Après quelques années d’études, Barbara Marchisio présenta Raisa, en 1912, à Cleofonte Campanini, un chef d’orchestre et imprésario de premier plan. Après l’avoir auditionné, il engagea la chanteuse de 20 ans à l’occason du centenaire de Verdi à Parme pour jouer dans Oberto, Conte di San Bonafico et Un Bal Masqué. Dans la foulée, il lui proposa un engagement pour son opéra de Philadelphie-Chicago. Comme elle avait moins de 21 ans, son engagement fut officialisé par une simple poignée de main.

Les succès suivirent rapidement pour Raisa. Ses débuts en Amérique du Nord eurent lieu le 14 novembre 1913, avec la Chicago-Philadelphia Opera Company de Campanini à Baltimore, dans le rôle de Mimí (La Bohème) avec Giovanni Martinelli du Metropolitan Opera qui faisait alors sa première saison en Amérique du Nord. Pour la petite histoire, Martinelli devait être son partenaire en 1937 lors de son dernier rôle sur scène dans La Juive de Halévy à Chicago. Le premier rôle de Raisa à Philadelphie fut Isabelle d’Aragon dans la première américaine du Christophe Colomb d’Alberto Franchetti, suivie de ses débuts dans Aida, le 29 novembre 1913, au célèbre Auditorium Theatre de Chicago. Edward Moore, alors critique du Chicago Tribune, a déclaré qu’elle avait une voix comme on n’en avait encore jamais entendu sur cette scène. Elle ajoua alors plusieurs rôles à son répertoire: Santuzza (Cavalleria Rusticana) à Dallas, Donna Anna (Don Giovanni) à Philadelphie, et Klytemnestra (Cassandra de Vittorio Gnecchi) à Philadelphie pour une première américaine, et Elsa (Lohengrin) en anglais (!) à Seattle. 

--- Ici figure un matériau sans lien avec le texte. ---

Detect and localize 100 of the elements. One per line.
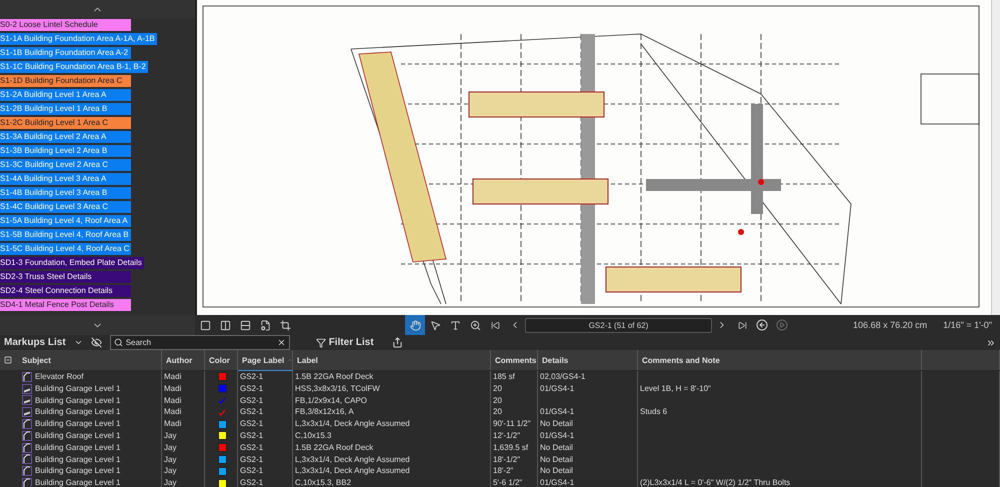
area-markup-icon [22, 454, 32, 464]
page-dimensions: 106.68 x 76.20 cm [852, 320, 928, 330]
hidden-eye-icon[interactable] [90, 337, 102, 348]
table-cell: GS2-1 [238, 454, 293, 466]
count-markup-icon [22, 384, 32, 394]
area-markup-icon [22, 478, 32, 487]
table-cell: HSS,3x8x3/16, TColFW [293, 382, 491, 395]
table-cell: L,3x3x1/4, Deck Angle Assumed [293, 454, 491, 466]
bookmark-item[interactable]: S1-3B Building Level 2 Area B [0, 145, 131, 157]
column-header[interactable]: Label [293, 350, 491, 370]
column-header[interactable]: Page Label [238, 350, 293, 371]
table-cell: 20 [491, 394, 538, 406]
table-cell: L,3x3x1/4, Deck Angle Assumed [293, 418, 491, 430]
table-cell: 90'-11 1/2" [491, 418, 538, 430]
filter-icon [316, 338, 326, 348]
scrollbar[interactable] [991, 0, 1000, 315]
table-cell: Level 1B, H = 8'-10" [640, 382, 711, 395]
expand-icon[interactable] [986, 338, 996, 348]
table-cell: 02,03/GS4-1 [540, 371, 586, 383]
caret-icon[interactable] [74, 338, 83, 347]
scale-label: 1/16" = 1'-0" [942, 320, 993, 330]
table-cell: GS2-1 [238, 371, 293, 383]
table-cell: 01/GS4-1 [540, 406, 574, 418]
area-markup-icon [22, 466, 32, 476]
area-markup-icon [22, 430, 32, 441]
table-cell: 01/GS4-1 [540, 477, 574, 487]
table-cell: GS2-1 [238, 418, 293, 430]
table-cell: GS2-1 [238, 477, 293, 487]
table-cell: Jay [162, 477, 205, 487]
collapse-icon [4, 356, 12, 364]
bookmark-item[interactable]: SD2-3 Truss Steel Details [0, 271, 131, 283]
table-cell: Jay [162, 454, 205, 466]
bookmark-item[interactable]: SD4-1 Metal Fence Post Details [0, 299, 131, 311]
bookmark-item[interactable]: S1-4B Building Level 3 Area B [0, 187, 131, 199]
table-cell: FB,3/8x12x16, A [293, 406, 491, 418]
bookmark-item[interactable]: S1-3A Building Level 2 Area A [0, 131, 131, 143]
table-cell: Jay [162, 442, 205, 454]
bookmark-item[interactable]: S1-3C Building Level 2 Area C [0, 159, 131, 171]
table-cell: 185 sf [491, 371, 538, 383]
table-cell: GS2-1 [238, 382, 293, 395]
table-cell: No Detail [540, 442, 573, 454]
table-cell: L,3x3x1/4, Deck Angle Assumed [293, 465, 491, 478]
table-cell: GS2-1 [238, 430, 293, 442]
column-header[interactable]: Details [538, 350, 638, 370]
table-cell: 1.5B 22GA Roof Deck [293, 442, 491, 454]
table-cell: 18'-1/2" [491, 454, 538, 466]
count-markup-icon [22, 395, 32, 406]
bookmark-item[interactable]: S1-2C Building Level 1 Area C [0, 117, 131, 129]
column-header[interactable]: Comments and Note [638, 350, 922, 370]
table-cell: Jay [162, 430, 205, 442]
table-cell: 1.5B 22GA Roof Deck [293, 371, 491, 383]
table-cell: 01/GS4-1 [540, 430, 574, 442]
bookmark-item[interactable]: S0-2 Loose Lintel Schedule [0, 19, 131, 31]
table-cell: No Detail [540, 454, 573, 466]
count-markup-icon [22, 407, 32, 418]
table-cell: (2)L3x3x1/4 L = 0'-6" W/(2) 1/2" Thru Bolts [640, 477, 790, 487]
table-cell: 20 [491, 382, 538, 395]
search-field[interactable]: Search [110, 335, 290, 350]
search-icon [114, 338, 123, 347]
area-markup-icon [22, 419, 32, 430]
bookmark-item[interactable]: S1-2A Building Level 1 Area A [0, 89, 131, 101]
table-cell: 18'-2" [491, 465, 538, 478]
column-header[interactable]: Color [205, 350, 238, 370]
column-header[interactable]: Author [162, 350, 205, 370]
table-cell: No Detail [540, 465, 573, 478]
bookmark-item[interactable]: S1-5C Building Level 4, Roof Area C [0, 243, 132, 255]
table-cell: Madi [162, 406, 205, 418]
table-cell: GS2-1 [238, 442, 293, 454]
bookmark-item[interactable]: S1-5B Building Level 4, Roof Area B [0, 229, 131, 241]
page-field[interactable]: GS2-1 (51 of 62) [525, 318, 712, 332]
bookmark-item[interactable]: SD2-4 Steel Connection Details [0, 285, 131, 297]
bookmark-item[interactable]: S1-1C Building Foundation Area B-1, B-2 [0, 61, 148, 73]
bookmark-item[interactable]: S1-4A Building Level 3 Area A [0, 173, 131, 185]
table-cell: 20 [491, 406, 538, 418]
bookmark-item[interactable]: S1-4C Building Level 3 Area C [0, 201, 131, 213]
table-cell: Madi [162, 371, 205, 383]
panel-title[interactable]: Markups List [4, 337, 66, 348]
area-markup-icon [22, 372, 32, 382]
table-cell: GS2-1 [238, 394, 293, 406]
export-icon[interactable] [392, 337, 403, 348]
bookmark-item[interactable]: S1-5A Building Level 4, Roof Area A [0, 215, 131, 227]
table-cell: Madi [162, 418, 205, 430]
close-icon[interactable] [276, 338, 286, 347]
bookmark-item[interactable]: SD1-3 Foundation, Embed Plate Details [0, 257, 144, 269]
table-cell: FB,1/2x9x14, CAPO [293, 394, 491, 406]
column-header[interactable]: Subject [0, 350, 162, 370]
bookmark-item[interactable]: S1-1A Building Foundation Area A-1A, A-1B [0, 33, 157, 45]
table-cell: C,10x15.3, BB2 [293, 477, 491, 487]
filter-list-button[interactable]: Filter List [316, 337, 374, 348]
bookmark-item[interactable]: S1-2B Building Level 1 Area B [0, 103, 131, 115]
table-cell: 1,639.5 sf [491, 442, 538, 454]
table-cell: Jay [162, 465, 205, 478]
area-markup-icon [22, 442, 32, 453]
table-cell: No Detail [540, 418, 573, 430]
search-input[interactable]: Search [126, 338, 274, 347]
bookmark-item[interactable]: S1-1B Building Foundation Area A-2 [0, 47, 131, 59]
bookmark-item[interactable]: S1-1D Building Foundation Area C [0, 75, 131, 87]
table-cell: 01/GS4-1 [540, 382, 574, 395]
table-cell: Studs 6 [640, 406, 668, 418]
column-header[interactable]: Comments [491, 350, 538, 370]
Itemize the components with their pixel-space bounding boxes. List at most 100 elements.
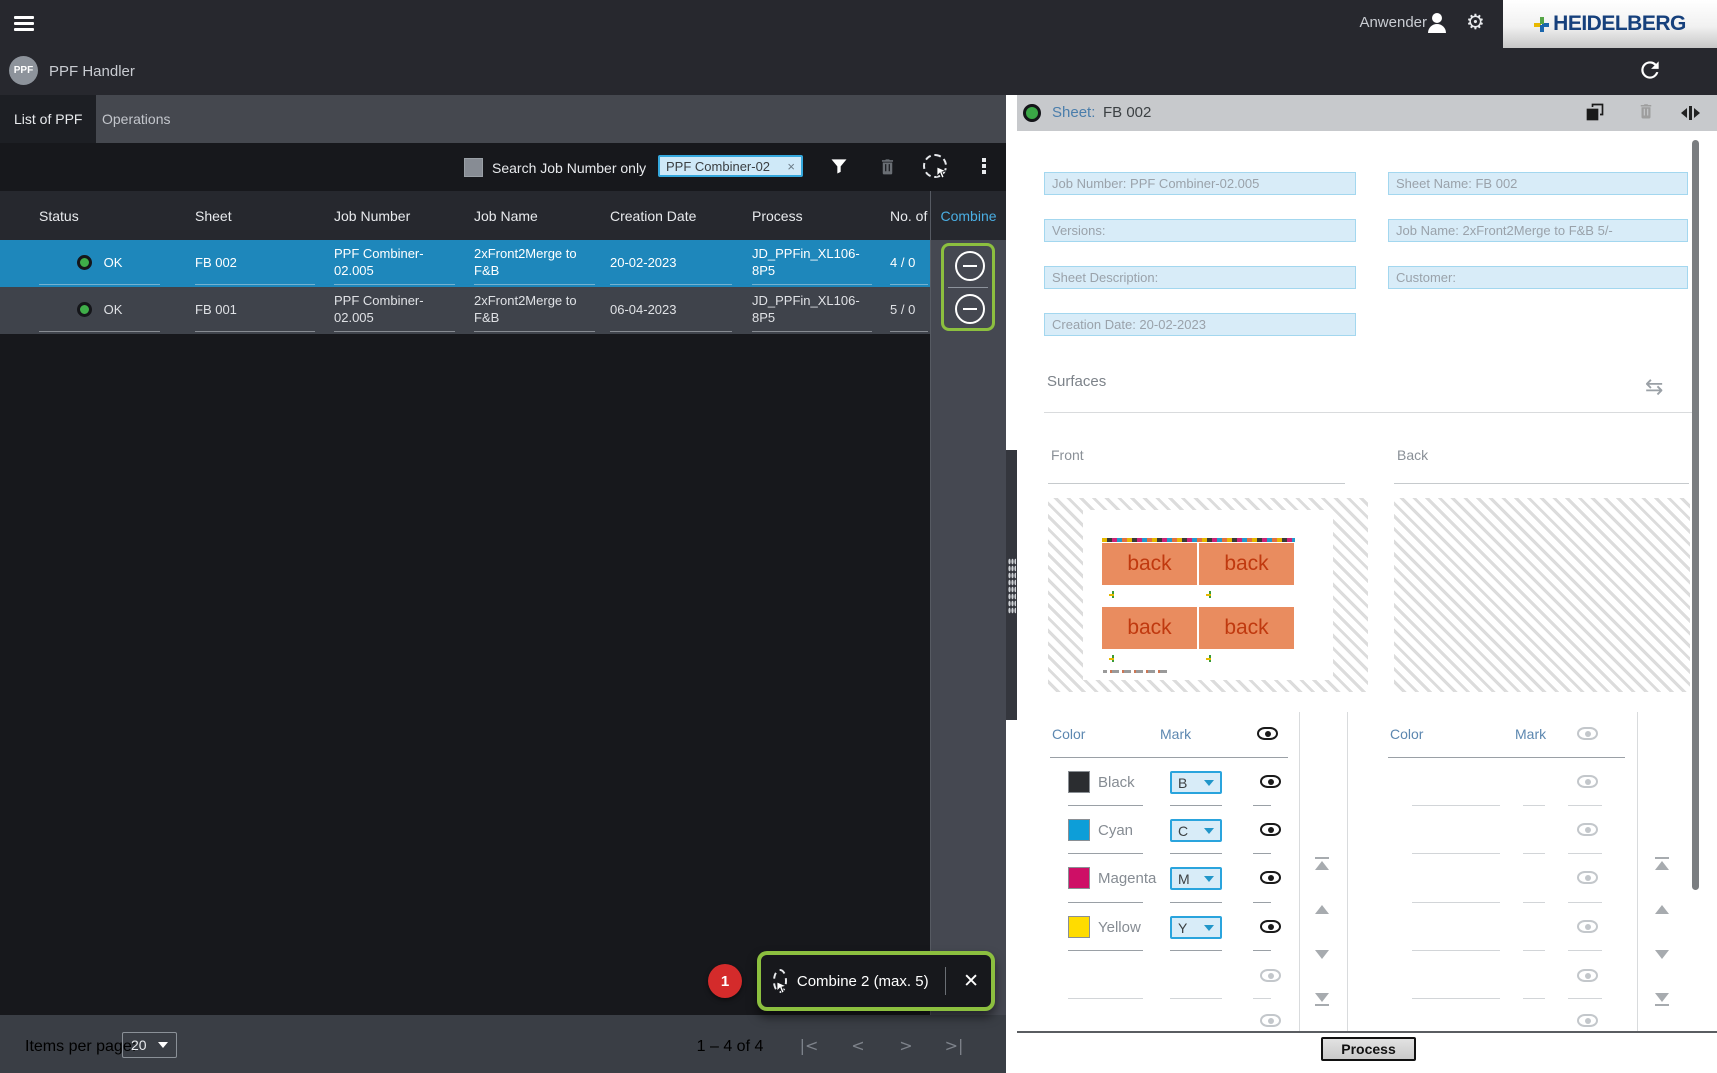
close-icon[interactable]: ✕: [963, 970, 979, 992]
sheet-title-value: FB 002: [1103, 104, 1152, 121]
sheet-title-label: Sheet:: [1052, 104, 1096, 121]
col-header-job-name: Job Name: [474, 207, 538, 224]
back-surface-preview[interactable]: [1394, 498, 1690, 692]
first-page-button[interactable]: |<: [796, 1036, 822, 1058]
versions-field[interactable]: Versions:: [1044, 219, 1356, 242]
back-visibility-header-eye-icon: [1577, 727, 1598, 740]
combine-select-icon[interactable]: [921, 152, 949, 180]
job-number-cell: PPF Combiner-02.005: [334, 240, 455, 285]
search-job-number-label: Search Job Number only: [492, 160, 647, 176]
visibility-eye-icon[interactable]: [1260, 920, 1281, 933]
visibility-eye-icon[interactable]: [1260, 775, 1281, 788]
move-to-top-icon[interactable]: [1315, 857, 1329, 859]
remove-from-combine-button[interactable]: [955, 294, 985, 324]
visibility-eye-icon[interactable]: [1260, 871, 1281, 884]
splitter-handle[interactable]: [1006, 450, 1017, 720]
customer-field[interactable]: Customer:: [1388, 266, 1688, 289]
move-up-icon[interactable]: [1655, 905, 1669, 914]
process-button[interactable]: Process: [1321, 1037, 1416, 1061]
move-to-bottom-icon[interactable]: [1655, 993, 1669, 1002]
delete-icon[interactable]: [873, 152, 901, 180]
mark-dropdown[interactable]: B: [1170, 771, 1222, 794]
user-icon[interactable]: [1426, 12, 1448, 34]
move-to-top-icon[interactable]: [1655, 857, 1669, 859]
duplicate-sheet-icon[interactable]: [1585, 102, 1607, 124]
heidelberg-logo-text: HEIDELBERG: [1553, 12, 1686, 35]
chip-close-icon[interactable]: ×: [787, 159, 795, 174]
move-to-bottom-icon[interactable]: [1315, 1004, 1329, 1006]
tab-operations[interactable]: Operations: [88, 95, 184, 143]
front-surface-preview[interactable]: back back back back: [1048, 498, 1368, 692]
search-filter-chip[interactable]: PPF Combiner-02 ×: [658, 155, 803, 177]
process-cell: JD_PPFin_XL106-8P5: [752, 240, 872, 285]
visibility-eye-icon: [1260, 969, 1281, 982]
mark-dropdown[interactable]: C: [1170, 819, 1222, 842]
mark-dropdown[interactable]: M: [1170, 867, 1222, 890]
col-header-creation-date: Creation Date: [610, 207, 697, 224]
last-page-button[interactable]: >|: [941, 1036, 967, 1058]
table-row[interactable]: OK FB 002 PPF Combiner-02.005 2xFront2Me…: [0, 240, 930, 287]
refresh-icon[interactable]: [1637, 57, 1663, 83]
visibility-eye-icon: [1577, 775, 1598, 788]
previous-page-button[interactable]: <: [845, 1036, 871, 1058]
combine-action-button[interactable]: Combine 2 (max. 5) ✕: [757, 951, 995, 1011]
registration-mark: [1206, 655, 1213, 662]
table-row[interactable]: OK FB 001 PPF Combiner-02.005 2xFront2Me…: [0, 287, 930, 334]
col-header-combine: Combine: [931, 191, 1006, 240]
sheet-cell: FB 001: [195, 287, 315, 332]
creation-date-field[interactable]: Creation Date: 20-02-2023: [1044, 313, 1356, 336]
user-name[interactable]: Anwender: [1359, 14, 1427, 31]
delete-sheet-icon[interactable]: [1637, 102, 1659, 124]
search-job-number-checkbox[interactable]: [464, 158, 483, 177]
page-range-label: 1 – 4 of 4: [696, 1038, 764, 1055]
items-per-page-select[interactable]: 20: [122, 1032, 177, 1058]
next-page-button[interactable]: >: [893, 1036, 919, 1058]
move-up-icon[interactable]: [1315, 905, 1329, 914]
back-label: Back: [1397, 447, 1429, 463]
status-cell: OK: [39, 240, 160, 285]
move-to-top-icon[interactable]: [1315, 861, 1329, 870]
color-name: Black: [1098, 774, 1135, 791]
remove-from-combine-button[interactable]: [955, 251, 985, 281]
settings-gear-icon[interactable]: ⚙: [1466, 10, 1485, 36]
filter-icon[interactable]: [825, 152, 853, 180]
color-name: Magenta: [1098, 870, 1157, 887]
tab-bar: List of PPF Operations: [0, 95, 1006, 143]
move-to-top-icon[interactable]: [1655, 861, 1669, 870]
mark-dropdown[interactable]: Y: [1170, 916, 1222, 939]
combine-column-divider: [930, 191, 931, 1015]
back-mark-header: Mark: [1515, 726, 1547, 742]
marquee-circle-icon: [923, 154, 948, 179]
imposition-page: back: [1199, 543, 1294, 585]
move-to-bottom-icon[interactable]: [1655, 1004, 1669, 1006]
front-visibility-header-eye-icon[interactable]: [1257, 727, 1278, 740]
chevron-down-icon: [1204, 875, 1214, 882]
sheet-name-field[interactable]: Sheet Name: FB 002: [1388, 172, 1688, 195]
move-down-icon[interactable]: [1655, 950, 1669, 959]
job-name-field[interactable]: Job Name: 2xFront2Merge to F&B 5/-: [1388, 219, 1688, 242]
menu-icon[interactable]: [14, 16, 34, 32]
job-number-field[interactable]: Job Number: PPF Combiner-02.005: [1044, 172, 1356, 195]
visibility-eye-icon[interactable]: [1260, 823, 1281, 836]
drag-dots-icon: [1008, 558, 1016, 614]
no-of-sheets-cell: 5 / 0: [890, 287, 928, 332]
move-down-icon[interactable]: [1315, 950, 1329, 959]
color-swatch: [1068, 867, 1090, 889]
panel-bottom-divider: [1017, 1031, 1717, 1033]
combine-group-divider: [948, 287, 988, 288]
expand-panel-icon[interactable]: [1681, 102, 1703, 124]
visibility-eye-icon: [1260, 1014, 1281, 1027]
color-name: Yellow: [1098, 919, 1141, 936]
sheet-footer-marks: [1103, 670, 1168, 673]
col-header-process: Process: [752, 207, 803, 224]
sheet-description-field[interactable]: Sheet Description:: [1044, 266, 1356, 289]
color-bar-strip: [1102, 538, 1295, 542]
app-title: PPF Handler: [49, 63, 135, 80]
tab-list-of-ppf[interactable]: List of PPF: [0, 95, 97, 143]
more-options-icon[interactable]: [970, 152, 998, 180]
move-to-bottom-icon[interactable]: [1315, 993, 1329, 1002]
detail-scrollbar[interactable]: [1692, 140, 1699, 890]
marquee-circle-icon: [773, 969, 788, 994]
swap-surfaces-icon[interactable]: ⇆: [1645, 375, 1663, 400]
col-header-status: Status: [39, 207, 79, 224]
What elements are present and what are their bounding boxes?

Au printemps 1914, elle se rendit à Londres où elle fit ses débuts à Covent Garden dans le rôle d’Aida avec Enrico Caruso, et interpréta Hélène de Troie (Mefistofele d’Arrigo Boito) avec Claudia Muzio, John McCormack et Adamo Didur. Elle remplaça Claire Dux dans la comtesse des Noces de Figaro. La compagnie londonienne s’est rendue à Paris où elle chanta, pour la seule fois, Nedda (Pagliacci), et de nouveau Amelia du Bal Masqué de Verdi.

Rosa Raisa en tenues de ville

En novembre 1914, l’éditeur de musique Tito Ricordi, qui avait personnellement auditionné Raisa dans ses locaux, la recommanda à la direction de l’opéra de Modène pour une longue série de représentations du nouvel opéra de Riccardo Zandonai, Francesca da Rimini, présenté pour la première fois à Turin seulement quelques mois plus tôt (Raisa se souvint de dix-neuf représentations). De fil en aiguille, cela lui procura un engagement au Teatro Costanzi de Rome pour Francesca, Aida et deux nouveautés. La légendaire Emma Carelli, devenue maintenant la directrice de l’Opéra de Rome, présenta Raisa à son mari Walter Mocchi, le puissant imprésario qui organisait les tournées de troupes italiennes en Amérique du Sud. Comme l’Amérique du Sud était dans l’hémisphère sud, il y avait une longue tradition des meilleurs artistes italiens embarquant sur des navires après la fin de la saison d’opéra en Italie et se produisant pendant les saisons inverses, à savoir les mois d’automne et d’hiver en Amérique du Sud. Mocchi emmena donc Raisa en mai 1915 en Amérique du Sud pour une longue saison, d’abord à Buenos Aires puis à Rosario en Argentine, Montevideo en Uruguay et São Paulo, Rio de Janeiro et Porte Allegre au Brésil. En plus de ses Francesca et Aida (encore une fois avec Caruso), elle ajouta L’Africaine avec Titta Ruffo et chanta la Maréchale dans la première sud-américaine du Chevalier à la Rose avec Gilda dalla Rizza en Octavian et une jeune inconnue de grand avenir dans le rôle de Sophie qui se nommait Amelita Galli-Curci. Tous ces opéras étaient dirigés par Gino Marinuzzi, le grand chef d’orchestre et compositeur italien qui pendant de nombreuses années a soutenu Raisa.

Rosa Raisa: attitudes de scène.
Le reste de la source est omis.